Business is booming.

How Kenyan Firm Is Making Sustainable Textiles Out Of Pineapple Waste

By Ojugbele Omotunde

As the fashion industry worldwide increasingly embraces more eco-friendly material, an innovative project in Kenya is turning leftover pineapple leaves into footwear.

Reports has it that not only does it bring in extra revenue for farmers, but it also creates jobs as people sort the leaves and extract the fibre, which is then dried, spun, and woven to make the textiles.

The project driven by Pine Kazi, is sustainable and eco-friendly.

Pineapple fibre has long been used, but is labour intensive to produce and has until recently lost out in the era of cheap cotton and synthetics.

However, the idea is gaining global attention as the fashion industry and consumers focus increasingly on sustainability.

A pineapple farmer, James Kinuthia, was quoted as saying that he now makes more money by selling pineapple suckers.

“In the past we would burn or throw away or replant pineapple suckers.”
“Later on we met with this company called Pine Kazi. We sell one sucker to them at 15 Kenya shillings each (USD $0.092),” he said.

Pine Kazi’s CEO and co-founder, Olivia Awuor, also said that about 766 million tonnes of post-harvest pineapple leaves are usually produced and they are burnt or chemically decomposed,

“Annually about 766 million tonnes of post-harvest pineapple leaves are usually produced and they are burnt or chemically decomposed.

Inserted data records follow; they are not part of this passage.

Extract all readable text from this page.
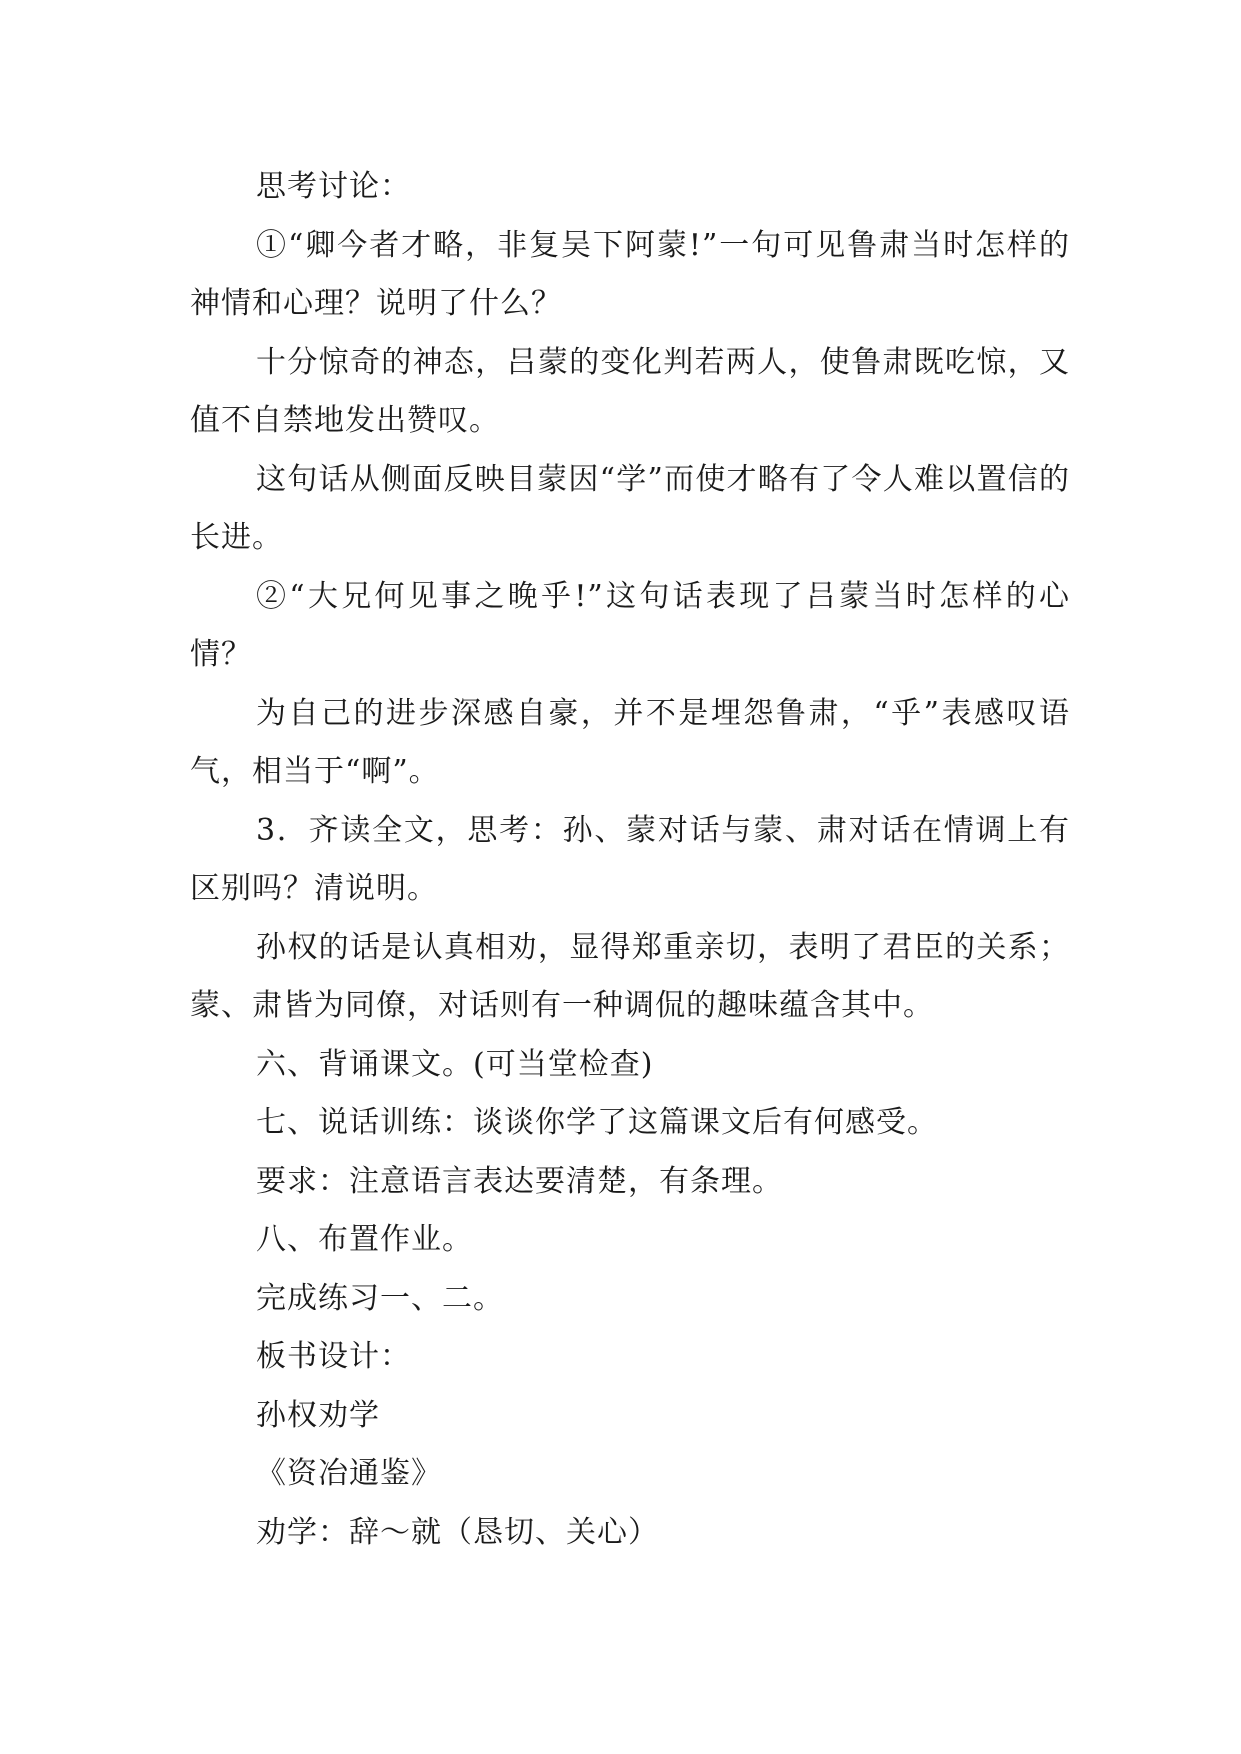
思考讨论：

①“卿今者才略，非复吴下阿蒙!”一句可见鲁肃当时怎样的神情和心理？说明了什么？

十分惊奇的神态，吕蒙的变化判若两人，使鲁肃既吃惊，又值不自禁地发出赞叹。

这句话从侧面反映目蒙因“学”而使才略有了令人难以置信的长进。

②“大兄何见事之晚乎!”这句话表现了吕蒙当时怎样的心情？

为自己的进步深感自豪，并不是埋怨鲁肃，“乎”表感叹语气，相当于“啊”。

3．齐读全文，思考：孙、蒙对话与蒙、肃对话在情调上有区别吗？清说明。

孙权的话是认真相劝，显得郑重亲切，表明了君臣的关系；蒙、肃皆为同僚，对话则有一种调侃的趣味蕴含其中。

六、背诵课文。(可当堂检查)

七、说话训练：谈谈你学了这篇课文后有何感受。

要求：注意语言表达要清楚，有条理。

八、布置作业。

完成练习一、二。

板书设计：

孙权劝学

《资冶通鉴》

劝学：辞～就（恳切、关心）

“So, by collecting this waste, for every 1,000 tonnes of waste we collect, we reduce carbon and methane emissions by 0.28 metric tonnes,” she said.

Betterman Simidi, founder of public sanitation advocacy organisation ‘Clean Up Kenya’, said the country had a fixation with “fast fashion” and that sustainable fabrics could form part of the solution.

Kenya imports thousands of tonnes of second hand polyester clothing each year as it is cheap and readily available.

Activists say this clothing ends up in landfills and water bodies, heavily affecting the ecosystem.

“When we see innovations where they are using sustainable materials, like for example pineapple waste, to make fibres that can be used to make clothing. These innovations are important and we need to encourage them,” said Simidi.

As a social business venture, Pine Kazi also sources labour from local communities.

“We use these textiles to make eco-friendly fashion products like shoes and bags while creating meaningful and sustainable employment to vulnerable groups in the community,” said Awuor.

However, lack of proper research and development laboratories and inadequate machinery prevents production of the shoes and bags in large quantities.

That doesn’t stop Pine Kazi dreaming big about the future, having already attracted the attention of investors and won plaudits for its sustainable credentials.

Awuor is hoping to scale-up the project to other countries that produce pineapple waste as well, so that the problem can be solved at a global scale.